From around 2010, a lot of the bailed-out Irish banks were offering good 5-year fixed rates to bring in business.  I know that take-up was pretty good.  In particular, millions of pension money was moved to fixed-rate deposits held within pension products. 

Now that rates are far lower so when all these fixed-rate deposits start maturing, my guess is that the monies will be withdrawn and either moved to a different bank, or on the pension side, switched into alternative pension funds.

Just wondering what the impact might be on the Irish banks if they lose millions in deposits over a period of a couple of years?


----------



## Gerry Canning (14 Jun 2013)

Dave Vanian said:


> From around 2010, a lot of the bailed-out Irish banks were offering good 5-year fixed rates to bring in business. I know that take-up was pretty good. In particular, millions of pension money was moved to fixed-rate deposits held within pension products.
> 
> Now that rates are far lower so when all these fixed-rate deposits start maturing, my guess is that the monies will be withdrawn and either moved to a different bank, or on the pension side, switched into alternative pension funds.
> 
> Just wondering what the impact might be on the Irish banks if they lose millions in deposits over a period of a couple of years?


 ..................................................................................
By 2015 ourselves and EU will have concocted a muddlled response to Bank Ratios and Deposits.
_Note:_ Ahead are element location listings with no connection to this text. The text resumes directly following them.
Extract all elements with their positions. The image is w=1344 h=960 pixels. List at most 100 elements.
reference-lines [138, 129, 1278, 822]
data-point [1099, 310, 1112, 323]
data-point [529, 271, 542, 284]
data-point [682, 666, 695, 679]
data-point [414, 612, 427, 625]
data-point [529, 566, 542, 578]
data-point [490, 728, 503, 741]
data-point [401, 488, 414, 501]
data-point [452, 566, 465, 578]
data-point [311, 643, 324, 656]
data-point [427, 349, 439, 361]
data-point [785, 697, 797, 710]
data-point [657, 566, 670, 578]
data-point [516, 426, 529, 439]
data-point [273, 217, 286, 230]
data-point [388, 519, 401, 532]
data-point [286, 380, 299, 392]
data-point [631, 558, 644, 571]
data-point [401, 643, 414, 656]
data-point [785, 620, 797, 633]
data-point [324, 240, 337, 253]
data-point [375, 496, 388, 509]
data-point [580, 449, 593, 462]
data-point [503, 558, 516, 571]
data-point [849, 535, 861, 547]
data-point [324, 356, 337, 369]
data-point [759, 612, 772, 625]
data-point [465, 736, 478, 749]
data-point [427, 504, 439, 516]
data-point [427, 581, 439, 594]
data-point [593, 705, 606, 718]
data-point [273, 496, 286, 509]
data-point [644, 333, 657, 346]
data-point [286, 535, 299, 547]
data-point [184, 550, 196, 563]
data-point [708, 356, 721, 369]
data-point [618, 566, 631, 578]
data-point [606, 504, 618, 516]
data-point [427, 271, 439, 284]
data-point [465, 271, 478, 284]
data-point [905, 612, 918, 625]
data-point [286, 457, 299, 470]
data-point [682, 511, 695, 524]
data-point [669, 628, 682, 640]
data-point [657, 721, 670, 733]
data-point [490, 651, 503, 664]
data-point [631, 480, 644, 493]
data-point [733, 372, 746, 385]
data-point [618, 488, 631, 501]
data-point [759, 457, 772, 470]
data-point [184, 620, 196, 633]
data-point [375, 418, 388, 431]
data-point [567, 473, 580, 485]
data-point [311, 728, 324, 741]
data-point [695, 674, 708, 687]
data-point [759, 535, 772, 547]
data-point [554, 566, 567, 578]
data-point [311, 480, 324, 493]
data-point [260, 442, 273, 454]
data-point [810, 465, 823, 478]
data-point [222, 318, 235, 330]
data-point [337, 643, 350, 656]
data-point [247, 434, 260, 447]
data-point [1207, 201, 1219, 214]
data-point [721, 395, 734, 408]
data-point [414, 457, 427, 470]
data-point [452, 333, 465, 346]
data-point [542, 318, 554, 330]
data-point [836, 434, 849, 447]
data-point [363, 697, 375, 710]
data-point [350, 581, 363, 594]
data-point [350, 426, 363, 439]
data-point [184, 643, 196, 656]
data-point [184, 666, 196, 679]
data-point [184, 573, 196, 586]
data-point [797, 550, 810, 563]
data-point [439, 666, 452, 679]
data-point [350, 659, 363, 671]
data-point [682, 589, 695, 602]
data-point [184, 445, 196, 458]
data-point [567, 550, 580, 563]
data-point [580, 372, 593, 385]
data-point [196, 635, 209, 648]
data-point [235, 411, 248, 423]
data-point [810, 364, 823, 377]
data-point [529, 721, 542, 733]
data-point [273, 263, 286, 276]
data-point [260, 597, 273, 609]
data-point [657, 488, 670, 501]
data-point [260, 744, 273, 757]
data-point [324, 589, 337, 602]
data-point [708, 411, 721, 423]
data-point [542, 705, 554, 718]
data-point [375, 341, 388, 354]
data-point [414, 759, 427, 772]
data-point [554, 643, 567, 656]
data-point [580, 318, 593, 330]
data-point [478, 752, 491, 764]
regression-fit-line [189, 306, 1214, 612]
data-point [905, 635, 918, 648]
These good fixed rates have been a double edged sword for the Banks . I do not see them being missed b the Banks and as I say we will muddle up a response because we have the time .


----------



## Lightning (14 Jun 2013)

Nothing to worry about here. 

Irish bank balance sheets [broken link removed] from a deposit / liquidity perspective. They will be able to handle some 5 year money moving out of the banks, which I think will be relatively small scale.


----------



## Monksfield (12 Jul 2013)

It is entirely logical for large deposits to flow towards banks with strong sovereigns at their backs. Unless whatever bank resolution regime is agreed expressly prohibits countries from compensating depositors (obviously over and above what the deposit guarantee scheme offers - €100k) it will be completely rational to move large deposits to countries in better financial condition.

Banks in such countries offer lower rates but it will be worth sacrificing a small part of what is a pretty measly return anyway for the additional comfort in relation to capital.


----------